In each of my lesson plans I included a section that was specifically for the role of the TA. In this, I included great detail so that the TA understood their specific jobs for the session. I always aimed to give the plan to the TA the day before the session allowing them the opportunity to reflect on their own knowledge and think of any questions that they may need to know before the session. Each morning I would meet with the TA to ensure they understood what they were doing, as well as gain their opinion of the session.
As easy as it is to assign the TA to the lower ability children, I did try to use them in the most effective way. I found that the TA was great to extend the higher ability children’s knowledge. A TA can also be very helpful when it comes to assessment if you make sure that you outline what, who and how they should assess within the lesson.

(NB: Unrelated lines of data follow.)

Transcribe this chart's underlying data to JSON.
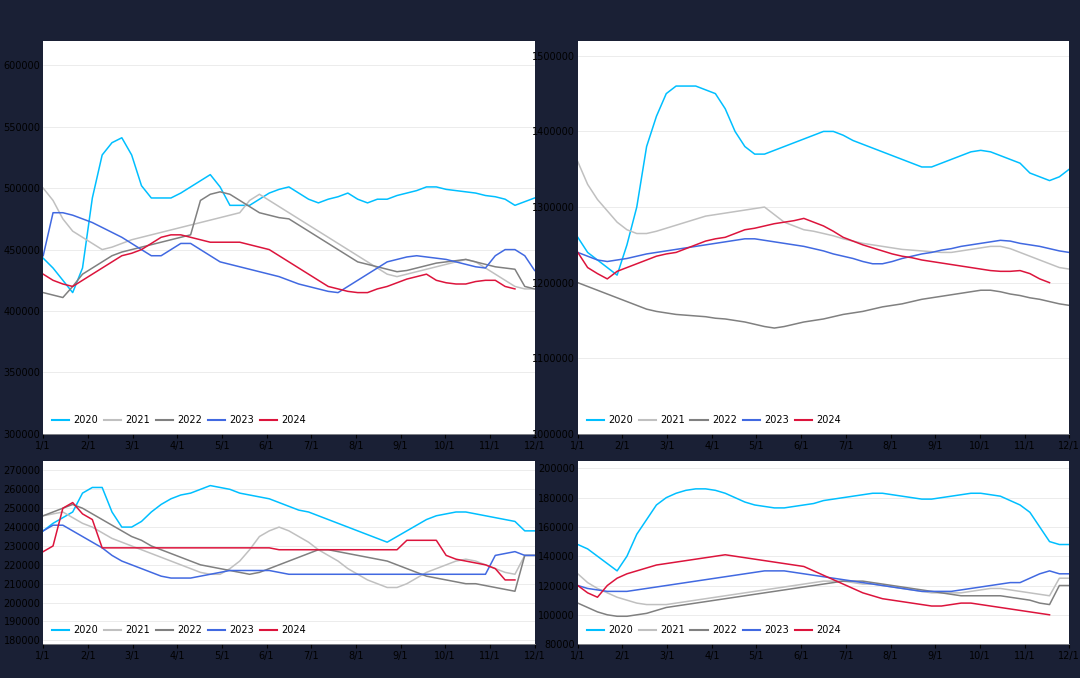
{
  "colors": {
    "2020": "#00BFFF",
    "2021": "#C0C0C0",
    "2022": "#808080",
    "2023": "#4169E1",
    "2024": "#DC143C"
  },
  "x_labels": [
    "1/1",
    "2/1",
    "3/1",
    "4/1",
    "5/1",
    "6/1",
    "7/1",
    "8/1",
    "9/1",
    "10/1",
    "11/1",
    "12/1"
  ],
  "top_left": {
    "ylim": [
      300000,
      620000
    ],
    "yticks": [
      300000,
      350000,
      400000,
      450000,
      500000,
      550000,
      600000
    ],
    "2020": [
      443000,
      435000,
      425000,
      415000,
      435000,
      492000,
      527000,
      537000,
      541000,
      527000,
      502000,
      492000,
      492000,
      492000,
      496000,
      501000,
      506000,
      511000,
      501000,
      486000,
      486000,
      486000,
      491000,
      496000,
      499000,
      501000,
      496000,
      491000,
      488000,
      491000,
      493000,
      496000,
      491000,
      488000,
      491000,
      491000,
      494000,
      496000,
      498000,
      501000,
      501000,
      499000,
      498000,
      497000,
      496000,
      494000,
      493000,
      491000,
      486000,
      489000,
      492000
    ],
    "2021": [
      500000,
      490000,
      475000,
      465000,
      460000,
      455000,
      450000,
      452000,
      455000,
      458000,
      460000,
      462000,
      464000,
      466000,
      468000,
      470000,
      472000,
      474000,
      476000,
      478000,
      480000,
      490000,
      495000,
      490000,
      485000,
      480000,
      475000,
      470000,
      465000,
      460000,
      455000,
      450000,
      445000,
      440000,
      435000,
      430000,
      428000,
      430000,
      432000,
      434000,
      436000,
      438000,
      440000,
      442000,
      440000,
      435000,
      430000,
      425000,
      420000,
      418000,
      418000
    ],
    "2022": [
      415000,
      413000,
      411000,
      420000,
      430000,
      435000,
      440000,
      445000,
      448000,
      450000,
      452000,
      454000,
      456000,
      458000,
      460000,
      462000,
      490000,
      495000,
      497000,
      495000,
      490000,
      485000,
      480000,
      478000,
      476000,
      475000,
      470000,
      465000,
      460000,
      455000,
      450000,
      445000,
      440000,
      438000,
      436000,
      434000,
      432000,
      433000,
      435000,
      437000,
      439000,
      440000,
      441000,
      442000,
      440000,
      438000,
      436000,
      435000,
      434000,
      420000,
      418000
    ],
    "2023": [
      445000,
      480000,
      480000,
      478000,
      475000,
      472000,
      468000,
      464000,
      460000,
      455000,
      450000,
      445000,
      445000,
      450000,
      455000,
      455000,
      450000,
      445000,
      440000,
      438000,
      436000,
      434000,
      432000,
      430000,
      428000,
      425000,
      422000,
      420000,
      418000,
      416000,
      415000,
      420000,
      425000,
      430000,
      435000,
      440000,
      442000,
      444000,
      445000,
      444000,
      443000,
      442000,
      440000,
      438000,
      436000,
      435000,
      445000,
      450000,
      450000,
      445000,
      433000
    ],
    "2024": [
      430000,
      425000,
      422000,
      420000,
      425000,
      430000,
      435000,
      440000,
      445000,
      447000,
      450000,
      455000,
      460000,
      462000,
      462000,
      460000,
      458000,
      456000,
      456000,
      456000,
      456000,
      454000,
      452000,
      450000,
      445000,
      440000,
      435000,
      430000,
      425000,
      420000,
      418000,
      416000,
      415000,
      415000,
      418000,
      420000,
      423000,
      426000,
      428000,
      430000,
      425000,
      423000,
      422000,
      422000,
      424000,
      425000,
      425000,
      420000,
      418000,
      null,
      null
    ]
  },
  "top_right": {
    "ylim": [
      1000000,
      1520000
    ],
    "yticks": [
      1000000,
      1100000,
      1200000,
      1300000,
      1400000,
      1500000
    ],
    "2020": [
      1260000,
      1240000,
      1230000,
      1220000,
      1210000,
      1250000,
      1300000,
      1380000,
      1420000,
      1450000,
      1460000,
      1460000,
      1460000,
      1455000,
      1450000,
      1430000,
      1400000,
      1380000,
      1370000,
      1370000,
      1375000,
      1380000,
      1385000,
      1390000,
      1395000,
      1400000,
      1400000,
      1395000,
      1388000,
      1383000,
      1378000,
      1373000,
      1368000,
      1363000,
      1358000,
      1353000,
      1353000,
      1358000,
      1363000,
      1368000,
      1373000,
      1375000,
      1373000,
      1368000,
      1363000,
      1358000,
      1345000,
      1340000,
      1335000,
      1340000,
      1350000
    ],
    "2021": [
      1360000,
      1330000,
      1310000,
      1295000,
      1280000,
      1270000,
      1265000,
      1265000,
      1268000,
      1272000,
      1276000,
      1280000,
      1284000,
      1288000,
      1290000,
      1292000,
      1294000,
      1296000,
      1298000,
      1300000,
      1290000,
      1280000,
      1275000,
      1270000,
      1268000,
      1265000,
      1262000,
      1258000,
      1255000,
      1252000,
      1250000,
      1248000,
      1246000,
      1244000,
      1243000,
      1242000,
      1241000,
      1240000,
      1240000,
      1242000,
      1244000,
      1246000,
      1248000,
      1248000,
      1245000,
      1240000,
      1235000,
      1230000,
      1225000,
      1220000,
      1218000
    ],
    "2022": [
      1200000,
      1195000,
      1190000,
      1185000,
      1180000,
      1175000,
      1170000,
      1165000,
      1162000,
      1160000,
      1158000,
      1157000,
      1156000,
      1155000,
      1153000,
      1152000,
      1150000,
      1148000,
      1145000,
      1142000,
      1140000,
      1142000,
      1145000,
      1148000,
      1150000,
      1152000,
      1155000,
      1158000,
      1160000,
      1162000,
      1165000,
      1168000,
      1170000,
      1172000,
      1175000,
      1178000,
      1180000,
      1182000,
      1184000,
      1186000,
      1188000,
      1190000,
      1190000,
      1188000,
      1185000,
      1183000,
      1180000,
      1178000,
      1175000,
      1172000,
      1170000
    ],
    "2023": [
      1240000,
      1235000,
      1230000,
      1228000,
      1230000,
      1232000,
      1235000,
      1238000,
      1240000,
      1242000,
      1244000,
      1246000,
      1248000,
      1250000,
      1252000,
      1254000,
      1256000,
      1258000,
      1258000,
      1256000,
      1254000,
      1252000,
      1250000,
      1248000,
      1245000,
      1242000,
      1238000,
      1235000,
      1232000,
      1228000,
      1225000,
      1225000,
      1228000,
      1232000,
      1235000,
      1238000,
      1240000,
      1243000,
      1245000,
      1248000,
      1250000,
      1252000,
      1254000,
      1256000,
      1255000,
      1252000,
      1250000,
      1248000,
      1245000,
      1242000,
      1240000
    ],
    "2024": [
      1240000,
      1220000,
      1212000,
      1205000,
      1215000,
      1220000,
      1225000,
      1230000,
      1235000,
      1238000,
      1240000,
      1245000,
      1250000,
      1255000,
      1258000,
      1260000,
      1265000,
      1270000,
      1272000,
      1275000,
      1278000,
      1280000,
      1282000,
      1285000,
      1280000,
      1275000,
      1268000,
      1260000,
      1255000,
      1250000,
      1246000,
      1242000,
      1238000,
      1235000,
      1233000,
      1230000,
      1228000,
      1226000,
      1224000,
      1222000,
      1220000,
      1218000,
      1216000,
      1215000,
      1215000,
      1216000,
      1212000,
      1205000,
      1200000,
      null,
      null
    ]
  },
  "bottom_left": {
    "ylim": [
      178000,
      275000
    ],
    "yticks": [
      180000,
      190000,
      200000,
      210000,
      220000,
      230000,
      240000,
      250000,
      260000,
      270000
    ],
    "2020": [
      238000,
      242000,
      245000,
      248000,
      258000,
      261000,
      261000,
      248000,
      240000,
      240000,
      243000,
      248000,
      252000,
      255000,
      257000,
      258000,
      260000,
      262000,
      261000,
      260000,
      258000,
      257000,
      256000,
      255000,
      253000,
      251000,
      249000,
      248000,
      246000,
      244000,
      242000,
      240000,
      238000,
      236000,
      234000,
      232000,
      235000,
      238000,
      241000,
      244000,
      246000,
      247000,
      248000,
      248000,
      247000,
      246000,
      245000,
      244000,
      243000,
      238000,
      238000
    ],
    "2021": [
      246000,
      247000,
      248000,
      245000,
      242000,
      240000,
      237000,
      234000,
      232000,
      230000,
      228000,
      226000,
      224000,
      222000,
      220000,
      218000,
      216000,
      215000,
      215000,
      218000,
      222000,
      228000,
      235000,
      238000,
      240000,
      238000,
      235000,
      232000,
      228000,
      225000,
      222000,
      218000,
      215000,
      212000,
      210000,
      208000,
      208000,
      210000,
      213000,
      216000,
      218000,
      220000,
      222000,
      223000,
      222000,
      220000,
      218000,
      216000,
      215000,
      225000,
      225000
    ],
    "2022": [
      246000,
      248000,
      250000,
      252000,
      250000,
      247000,
      244000,
      241000,
      238000,
      235000,
      233000,
      230000,
      228000,
      226000,
      224000,
      222000,
      220000,
      219000,
      218000,
      217000,
      216000,
      215000,
      216000,
      218000,
      220000,
      222000,
      224000,
      226000,
      228000,
      228000,
      227000,
      226000,
      225000,
      224000,
      223000,
      222000,
      220000,
      218000,
      216000,
      214000,
      213000,
      212000,
      211000,
      210000,
      210000,
      209000,
      208000,
      207000,
      206000,
      225000,
      225000
    ],
    "2023": [
      238000,
      241000,
      241000,
      238000,
      235000,
      232000,
      229000,
      225000,
      222000,
      220000,
      218000,
      216000,
      214000,
      213000,
      213000,
      213000,
      214000,
      215000,
      216000,
      217000,
      217000,
      217000,
      217000,
      217000,
      216000,
      215000,
      215000,
      215000,
      215000,
      215000,
      215000,
      215000,
      215000,
      215000,
      215000,
      215000,
      215000,
      215000,
      215000,
      215000,
      215000,
      215000,
      215000,
      215000,
      215000,
      215000,
      225000,
      226000,
      227000,
      225000,
      225000
    ],
    "2024": [
      227000,
      230000,
      250000,
      253000,
      247000,
      244000,
      229000,
      229000,
      229000,
      229000,
      229000,
      229000,
      229000,
      229000,
      229000,
      229000,
      229000,
      229000,
      229000,
      229000,
      229000,
      229000,
      229000,
      229000,
      228000,
      228000,
      228000,
      228000,
      228000,
      228000,
      228000,
      228000,
      228000,
      228000,
      228000,
      228000,
      228000,
      233000,
      233000,
      233000,
      233000,
      225000,
      223000,
      222000,
      221000,
      220000,
      218000,
      212000,
      212000,
      null,
      null
    ]
  },
  "bottom_right": {
    "ylim": [
      80000,
      205000
    ],
    "yticks": [
      80000,
      100000,
      120000,
      140000,
      160000,
      180000,
      200000
    ],
    "2020": [
      148000,
      145000,
      140000,
      135000,
      130000,
      140000,
      155000,
      165000,
      175000,
      180000,
      183000,
      185000,
      186000,
      186000,
      185000,
      183000,
      180000,
      177000,
      175000,
      174000,
      173000,
      173000,
      174000,
      175000,
      176000,
      178000,
      179000,
      180000,
      181000,
      182000,
      183000,
      183000,
      182000,
      181000,
      180000,
      179000,
      179000,
      180000,
      181000,
      182000,
      183000,
      183000,
      182000,
      181000,
      178000,
      175000,
      170000,
      160000,
      150000,
      148000,
      148000
    ],
    "2021": [
      128000,
      122000,
      118000,
      115000,
      112000,
      110000,
      108000,
      107000,
      107000,
      107000,
      108000,
      109000,
      110000,
      111000,
      112000,
      113000,
      114000,
      115000,
      116000,
      117000,
      118000,
      119000,
      120000,
      121000,
      122000,
      123000,
      123000,
      123000,
      122000,
      121000,
      121000,
      120000,
      119000,
      118000,
      117000,
      116000,
      115000,
      115000,
      115000,
      115000,
      116000,
      117000,
      118000,
      118000,
      117000,
      116000,
      115000,
      114000,
      113000,
      125000,
      125000
    ],
    "2022": [
      108000,
      105000,
      102000,
      100000,
      99000,
      99000,
      100000,
      101000,
      103000,
      105000,
      106000,
      107000,
      108000,
      109000,
      110000,
      111000,
      112000,
      113000,
      114000,
      115000,
      116000,
      117000,
      118000,
      119000,
      120000,
      121000,
      122000,
      123000,
      123000,
      123000,
      122000,
      121000,
      120000,
      119000,
      118000,
      117000,
      116000,
      115000,
      114000,
      113000,
      113000,
      113000,
      113000,
      113000,
      112000,
      111000,
      110000,
      108000,
      107000,
      120000,
      120000
    ],
    "2023": [
      120000,
      118000,
      117000,
      116000,
      116000,
      116000,
      117000,
      118000,
      119000,
      120000,
      121000,
      122000,
      123000,
      124000,
      125000,
      126000,
      127000,
      128000,
      129000,
      130000,
      130000,
      130000,
      129000,
      128000,
      127000,
      126000,
      125000,
      124000,
      123000,
      122000,
      121000,
      120000,
      119000,
      118000,
      117000,
      116000,
      116000,
      116000,
      116000,
      117000,
      118000,
      119000,
      120000,
      121000,
      122000,
      122000,
      125000,
      128000,
      130000,
      128000,
      128000
    ],
    "2024": [
      120000,
      115000,
      112000,
      120000,
      125000,
      128000,
      130000,
      132000,
      134000,
      135000,
      136000,
      137000,
      138000,
      139000,
      140000,
      141000,
      140000,
      139000,
      138000,
      137000,
      136000,
      135000,
      134000,
      133000,
      130000,
      127000,
      124000,
      121000,
      118000,
      115000,
      113000,
      111000,
      110000,
      109000,
      108000,
      107000,
      106000,
      106000,
      107000,
      108000,
      108000,
      107000,
      106000,
      105000,
      104000,
      103000,
      102000,
      101000,
      100000,
      null,
      null
    ]
  },
  "legend_years": [
    "2020",
    "2021",
    "2022",
    "2023",
    "2024"
  ],
  "outer_bg": "#1a2035",
  "panel_bg": "#ffffff",
  "stripe_color": "#1a73c7"
}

TARGET: To continue to look at the most effective ways using a TA within the lesson.
Assessment is an area that I am constantly striving to improve within my Professional Practice. Prior to Phase 1b I had a very basic understanding of how assessment can be used successfully and effectively, as well as methods that can be used.
One form of assessment that I used in each lesson on my Phase 1b practice was traffic lights. I found that this was a very simple way of assessing the children’s confidence and understanding of the work completed. Children would colour in the traffic light red, orange or green, in accordance with how they felt about that piece of work.
Red – the child was unsure about the work and found it difficult.
Orange – the child found the work OK, but struggled at times.
Green – the child understood and was happy with the work.
This allowed me to see the children’s own opinion of the work and I was able to compare this with the outcome/results of the work completed. I was able to then use this to decide which direction I would proceed in that would allow the child to make progress and deepen their understanding.
I found this method very helpful, however it may not always be accurate. Some children may just copy those around them or due to confidence may not always be truthful. With this in mind, I would have conversations with children to gain a deeper understanding.
TARGET: Continue to find different ways of formative assessment to ensure children’s progression.